For his work as an educator and an artist, Nimmer, professor emeritus at Massachusetts College of Art, was recently awarded the 2010 Distinguished Teaching Award by the College Art Association.

“As a teacher, I strive to energize my students’ desire to make things by giving them lots of ‘try this’ options and then in turn, I am inspired to paint and draw as I’m watching my students work,” Nimmer said.

And although he’s a retired professor, he continues to teach adults at Holyoke Community College and second and third graders at Curtis Blake Day School in Springfield.

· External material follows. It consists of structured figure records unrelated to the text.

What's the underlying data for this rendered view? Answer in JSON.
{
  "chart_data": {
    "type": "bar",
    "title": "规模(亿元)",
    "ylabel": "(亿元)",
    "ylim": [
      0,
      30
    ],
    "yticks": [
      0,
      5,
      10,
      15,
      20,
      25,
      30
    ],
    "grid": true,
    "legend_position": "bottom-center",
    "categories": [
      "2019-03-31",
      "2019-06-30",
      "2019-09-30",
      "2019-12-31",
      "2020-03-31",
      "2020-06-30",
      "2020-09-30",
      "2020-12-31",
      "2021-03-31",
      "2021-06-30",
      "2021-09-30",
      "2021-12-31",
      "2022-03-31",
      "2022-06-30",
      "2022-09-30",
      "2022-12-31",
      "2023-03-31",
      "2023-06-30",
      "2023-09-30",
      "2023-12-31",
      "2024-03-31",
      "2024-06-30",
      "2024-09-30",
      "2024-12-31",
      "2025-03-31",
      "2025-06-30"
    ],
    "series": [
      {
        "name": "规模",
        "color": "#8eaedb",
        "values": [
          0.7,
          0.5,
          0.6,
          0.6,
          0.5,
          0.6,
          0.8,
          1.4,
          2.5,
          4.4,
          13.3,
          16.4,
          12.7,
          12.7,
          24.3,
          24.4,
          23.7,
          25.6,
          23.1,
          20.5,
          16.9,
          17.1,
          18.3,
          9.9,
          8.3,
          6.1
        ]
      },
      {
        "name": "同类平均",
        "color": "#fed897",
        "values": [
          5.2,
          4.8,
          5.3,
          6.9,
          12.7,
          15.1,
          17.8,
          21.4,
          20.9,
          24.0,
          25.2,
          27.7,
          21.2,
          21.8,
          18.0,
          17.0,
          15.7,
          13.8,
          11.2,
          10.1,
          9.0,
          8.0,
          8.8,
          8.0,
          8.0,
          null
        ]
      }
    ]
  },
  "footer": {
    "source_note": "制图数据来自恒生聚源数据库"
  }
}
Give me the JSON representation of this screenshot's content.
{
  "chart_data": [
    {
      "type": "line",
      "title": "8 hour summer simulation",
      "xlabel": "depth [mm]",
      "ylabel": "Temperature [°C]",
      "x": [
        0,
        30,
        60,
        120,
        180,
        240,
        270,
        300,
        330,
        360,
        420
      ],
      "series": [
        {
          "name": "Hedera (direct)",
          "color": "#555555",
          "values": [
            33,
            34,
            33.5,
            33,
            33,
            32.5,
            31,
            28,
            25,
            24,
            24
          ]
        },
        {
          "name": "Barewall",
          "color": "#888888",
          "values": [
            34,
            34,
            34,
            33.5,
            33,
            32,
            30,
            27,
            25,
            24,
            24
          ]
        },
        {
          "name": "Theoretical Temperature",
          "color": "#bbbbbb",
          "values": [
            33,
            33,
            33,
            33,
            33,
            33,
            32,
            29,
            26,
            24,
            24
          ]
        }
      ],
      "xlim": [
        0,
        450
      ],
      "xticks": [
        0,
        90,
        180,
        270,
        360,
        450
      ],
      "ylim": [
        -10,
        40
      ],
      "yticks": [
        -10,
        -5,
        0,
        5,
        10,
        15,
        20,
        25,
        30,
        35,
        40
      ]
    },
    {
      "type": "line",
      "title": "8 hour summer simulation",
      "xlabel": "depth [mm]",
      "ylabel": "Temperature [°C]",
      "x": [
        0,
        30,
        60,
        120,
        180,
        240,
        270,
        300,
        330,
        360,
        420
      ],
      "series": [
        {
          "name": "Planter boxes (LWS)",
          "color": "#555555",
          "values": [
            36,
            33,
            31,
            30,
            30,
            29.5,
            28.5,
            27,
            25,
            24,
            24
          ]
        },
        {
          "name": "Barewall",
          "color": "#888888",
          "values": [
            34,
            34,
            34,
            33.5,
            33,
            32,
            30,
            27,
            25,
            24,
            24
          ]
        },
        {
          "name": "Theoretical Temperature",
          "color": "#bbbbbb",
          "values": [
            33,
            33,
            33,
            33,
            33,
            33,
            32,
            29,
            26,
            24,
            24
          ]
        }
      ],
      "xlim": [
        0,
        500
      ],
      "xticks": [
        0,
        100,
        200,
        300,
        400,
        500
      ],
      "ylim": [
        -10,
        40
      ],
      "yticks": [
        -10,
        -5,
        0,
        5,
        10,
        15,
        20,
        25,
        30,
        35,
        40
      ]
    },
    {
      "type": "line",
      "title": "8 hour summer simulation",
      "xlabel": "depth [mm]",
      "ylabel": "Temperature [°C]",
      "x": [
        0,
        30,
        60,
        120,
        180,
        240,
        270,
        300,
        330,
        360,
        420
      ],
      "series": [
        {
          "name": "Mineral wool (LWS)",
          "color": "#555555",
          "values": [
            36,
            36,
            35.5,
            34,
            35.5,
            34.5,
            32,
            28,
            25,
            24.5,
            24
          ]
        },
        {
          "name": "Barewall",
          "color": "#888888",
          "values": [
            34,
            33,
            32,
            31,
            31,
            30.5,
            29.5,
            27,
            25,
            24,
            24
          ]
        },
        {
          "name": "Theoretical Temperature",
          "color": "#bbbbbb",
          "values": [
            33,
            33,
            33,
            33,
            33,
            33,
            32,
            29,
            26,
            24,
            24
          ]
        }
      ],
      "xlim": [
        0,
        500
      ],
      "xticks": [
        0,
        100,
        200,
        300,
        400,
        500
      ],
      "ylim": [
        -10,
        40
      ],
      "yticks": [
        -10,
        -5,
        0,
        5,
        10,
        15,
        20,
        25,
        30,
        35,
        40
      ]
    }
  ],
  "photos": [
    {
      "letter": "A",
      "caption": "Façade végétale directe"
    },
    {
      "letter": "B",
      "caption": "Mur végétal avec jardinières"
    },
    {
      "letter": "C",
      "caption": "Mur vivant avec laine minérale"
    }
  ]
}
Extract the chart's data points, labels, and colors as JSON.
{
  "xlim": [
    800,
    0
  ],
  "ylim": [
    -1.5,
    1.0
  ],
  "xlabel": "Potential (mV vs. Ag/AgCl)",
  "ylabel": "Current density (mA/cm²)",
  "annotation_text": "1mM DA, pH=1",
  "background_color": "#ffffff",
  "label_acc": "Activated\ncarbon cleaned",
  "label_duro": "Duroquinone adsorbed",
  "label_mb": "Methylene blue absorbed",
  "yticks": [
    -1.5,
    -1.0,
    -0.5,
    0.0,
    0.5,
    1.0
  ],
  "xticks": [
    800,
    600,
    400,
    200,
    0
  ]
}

Dean Nimmer - Map 29  Size: 15" x 11"  Method: Mixed Media on Paper  Date: 2005

Dean Nimmer - Map 29 Size: 15" x 11" Method: Mixed Media on Paper Date: 2005

He’s also the author of a how-to book on painting called “Art from Intuition: Overcoming Your Fears and Obstacles to Making Art.”

“I can’t stop,” he said. “I’m addicted to teaching.”

Nimmer said he has only received one criticism: “I like too much.” Yet, he added, “If someone is struggling, as a teacher, I need to help them get past that,” not criticize their work.

This method serves him as an artist, too. And his studio is a testament to how prolific and diverse one can be if they get out from under the discerning eye of criticism.

Walking inside the second floor rectangular room, you’re met with walls covered in paintings and collages of unusual associations: a photograph of a house wrapped in pink insulation, along with red bars, Chinese print and architectural scribbles; a photograph of a plastic snowman with a green hat and scarf isolated in the corner of the waiting area of a train station; a diorama of a Pinocchio figurine walking above a Barbie doll in an inferno.

“What attracts me most as an artist is when things are a little out of synch,” he said.

His work also reflects his impulse to collect random things. Flashlights, brushes, brooms, miniature pinball machines, antique book pages, an illustration of a transparent horse – they all populate his art.

“I wanted to apply my zeal of going to flea markets and connect it to my interest in collage,” he said.

The strangeness of this patchwork intrigues, teasing out curiosity. But people should not search for his intentions, he said.

Instead, Nimmer, who’s also a drummer who’s best known as a member of the ’60s psychedelic band the Baroques, suggested that you look at art as if you are listening to a song. In fact, Nimmer makes art as if he was a jazz musician in a jam session.

“The idea is to hear and respond,” he said, and his materials are his band. “My partners are the visual things I’m working with.”

And his viewers? They’re more than just an audience. They are students and collaborators.

“If what I make draws enough curiosity that it makes others feel like painting, then I succeeded,” Nimmer said.